Douglas Livingstone
4/15/2005 7:54:00 PM
On 4/15/05, Daniel Berger <djberg96@hotmail.com> wrote:
> This sparked a conversation on IRC regarding coming up with a way to
> have asserts continue even if one of them fails within a unit test. Is
> there a way to alter the behavior of test-unit so that it doesn't bail
> out on subsequent asserts if one fails?

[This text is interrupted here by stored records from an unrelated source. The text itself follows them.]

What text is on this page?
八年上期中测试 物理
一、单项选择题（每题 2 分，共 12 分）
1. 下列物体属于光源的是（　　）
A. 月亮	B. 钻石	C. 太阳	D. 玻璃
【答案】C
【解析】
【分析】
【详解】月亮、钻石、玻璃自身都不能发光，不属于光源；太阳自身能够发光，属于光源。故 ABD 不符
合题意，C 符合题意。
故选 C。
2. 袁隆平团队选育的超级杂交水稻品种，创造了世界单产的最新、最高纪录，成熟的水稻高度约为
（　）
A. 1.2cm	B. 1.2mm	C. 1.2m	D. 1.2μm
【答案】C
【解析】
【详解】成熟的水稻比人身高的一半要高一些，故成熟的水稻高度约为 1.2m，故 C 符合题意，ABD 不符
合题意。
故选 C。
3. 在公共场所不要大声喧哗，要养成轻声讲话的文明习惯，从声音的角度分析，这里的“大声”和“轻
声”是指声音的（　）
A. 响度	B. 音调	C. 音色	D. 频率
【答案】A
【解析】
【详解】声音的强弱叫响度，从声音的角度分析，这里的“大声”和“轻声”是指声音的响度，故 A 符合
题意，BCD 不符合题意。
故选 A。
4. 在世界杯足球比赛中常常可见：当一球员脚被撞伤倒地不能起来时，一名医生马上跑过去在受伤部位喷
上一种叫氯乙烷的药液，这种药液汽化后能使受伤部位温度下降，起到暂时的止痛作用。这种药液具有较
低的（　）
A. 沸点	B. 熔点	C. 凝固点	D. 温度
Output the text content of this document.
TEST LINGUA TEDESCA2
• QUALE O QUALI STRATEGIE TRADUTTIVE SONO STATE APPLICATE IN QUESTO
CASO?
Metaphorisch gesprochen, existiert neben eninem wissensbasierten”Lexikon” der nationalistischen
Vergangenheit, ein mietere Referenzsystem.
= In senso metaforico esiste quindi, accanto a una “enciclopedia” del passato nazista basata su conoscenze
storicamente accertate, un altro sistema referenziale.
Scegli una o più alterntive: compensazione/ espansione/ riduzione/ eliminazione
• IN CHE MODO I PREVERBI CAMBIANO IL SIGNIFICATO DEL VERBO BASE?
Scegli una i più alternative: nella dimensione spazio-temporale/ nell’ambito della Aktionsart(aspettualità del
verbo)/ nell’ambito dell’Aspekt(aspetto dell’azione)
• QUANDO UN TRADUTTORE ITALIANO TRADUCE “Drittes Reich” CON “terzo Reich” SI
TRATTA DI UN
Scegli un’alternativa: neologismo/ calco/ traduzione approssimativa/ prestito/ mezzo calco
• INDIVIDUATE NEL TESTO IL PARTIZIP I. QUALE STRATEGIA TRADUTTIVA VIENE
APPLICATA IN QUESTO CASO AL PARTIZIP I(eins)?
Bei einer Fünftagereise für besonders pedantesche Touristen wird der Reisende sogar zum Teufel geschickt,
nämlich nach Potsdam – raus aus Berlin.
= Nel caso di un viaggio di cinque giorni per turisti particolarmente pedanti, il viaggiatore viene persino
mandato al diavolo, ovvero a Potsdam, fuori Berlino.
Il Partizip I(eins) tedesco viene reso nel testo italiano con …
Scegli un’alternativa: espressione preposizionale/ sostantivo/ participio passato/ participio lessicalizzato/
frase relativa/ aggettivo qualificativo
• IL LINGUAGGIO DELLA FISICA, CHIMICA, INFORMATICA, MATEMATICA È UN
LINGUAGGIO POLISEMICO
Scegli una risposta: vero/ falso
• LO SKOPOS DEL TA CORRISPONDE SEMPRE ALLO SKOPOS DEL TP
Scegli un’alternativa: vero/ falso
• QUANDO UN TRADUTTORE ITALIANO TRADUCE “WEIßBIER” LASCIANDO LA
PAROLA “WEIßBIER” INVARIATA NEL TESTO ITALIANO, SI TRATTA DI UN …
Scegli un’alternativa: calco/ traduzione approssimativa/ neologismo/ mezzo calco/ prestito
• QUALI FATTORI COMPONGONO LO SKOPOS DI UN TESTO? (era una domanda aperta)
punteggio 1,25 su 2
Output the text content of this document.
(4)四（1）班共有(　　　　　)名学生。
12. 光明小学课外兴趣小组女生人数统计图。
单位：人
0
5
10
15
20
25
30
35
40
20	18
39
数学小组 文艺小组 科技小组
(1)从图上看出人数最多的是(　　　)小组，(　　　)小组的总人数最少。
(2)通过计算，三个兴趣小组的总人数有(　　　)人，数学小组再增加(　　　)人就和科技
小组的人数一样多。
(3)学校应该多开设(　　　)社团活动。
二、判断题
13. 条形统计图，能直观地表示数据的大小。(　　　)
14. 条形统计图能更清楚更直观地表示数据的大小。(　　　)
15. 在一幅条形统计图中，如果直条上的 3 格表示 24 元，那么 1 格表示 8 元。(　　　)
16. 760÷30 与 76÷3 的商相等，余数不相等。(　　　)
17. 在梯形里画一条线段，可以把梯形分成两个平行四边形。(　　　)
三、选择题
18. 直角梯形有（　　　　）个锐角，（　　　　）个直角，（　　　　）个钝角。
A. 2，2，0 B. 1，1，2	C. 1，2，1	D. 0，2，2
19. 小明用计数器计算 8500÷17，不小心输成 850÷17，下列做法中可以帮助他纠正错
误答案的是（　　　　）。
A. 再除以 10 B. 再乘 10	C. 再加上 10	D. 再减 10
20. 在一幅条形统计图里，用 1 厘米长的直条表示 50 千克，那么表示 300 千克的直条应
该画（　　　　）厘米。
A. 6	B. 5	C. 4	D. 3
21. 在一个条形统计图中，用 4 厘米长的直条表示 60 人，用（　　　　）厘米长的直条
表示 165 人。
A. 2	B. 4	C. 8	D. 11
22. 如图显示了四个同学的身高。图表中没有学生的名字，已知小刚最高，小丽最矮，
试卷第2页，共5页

IMO, the number of passes plus the number of fails should equal the
number of asserts, regardless of which tests fail. Phlip seems to
agree, but that there should only be one assertatin per test anyway,
so that this iregularity won't be a problem. I find that an artificial
constraint on writing unit tests, so imo tests should continue even
after a failed test.
Also, take this test:
def test_too_true
assert false, "One failed"
end
def test_true
assert false, "Two failed"
assert false, "Three failed"
end
With "break on first fail", this gives:
"One failed"
"Two failed"
Fixing "One" gives:
"Two failed"
Then you fix "Two" and it gets replaced with:
"Three failed"
In the first case, fixing a fail removed it from the list. In the
second case, it was simply replaced with something else, and the only
difference was which test the assertation was put in. It shouldn't
matter where the asserts go, the behaviour of solving something should
be that you stop seeing that it fails, nothing more need happen.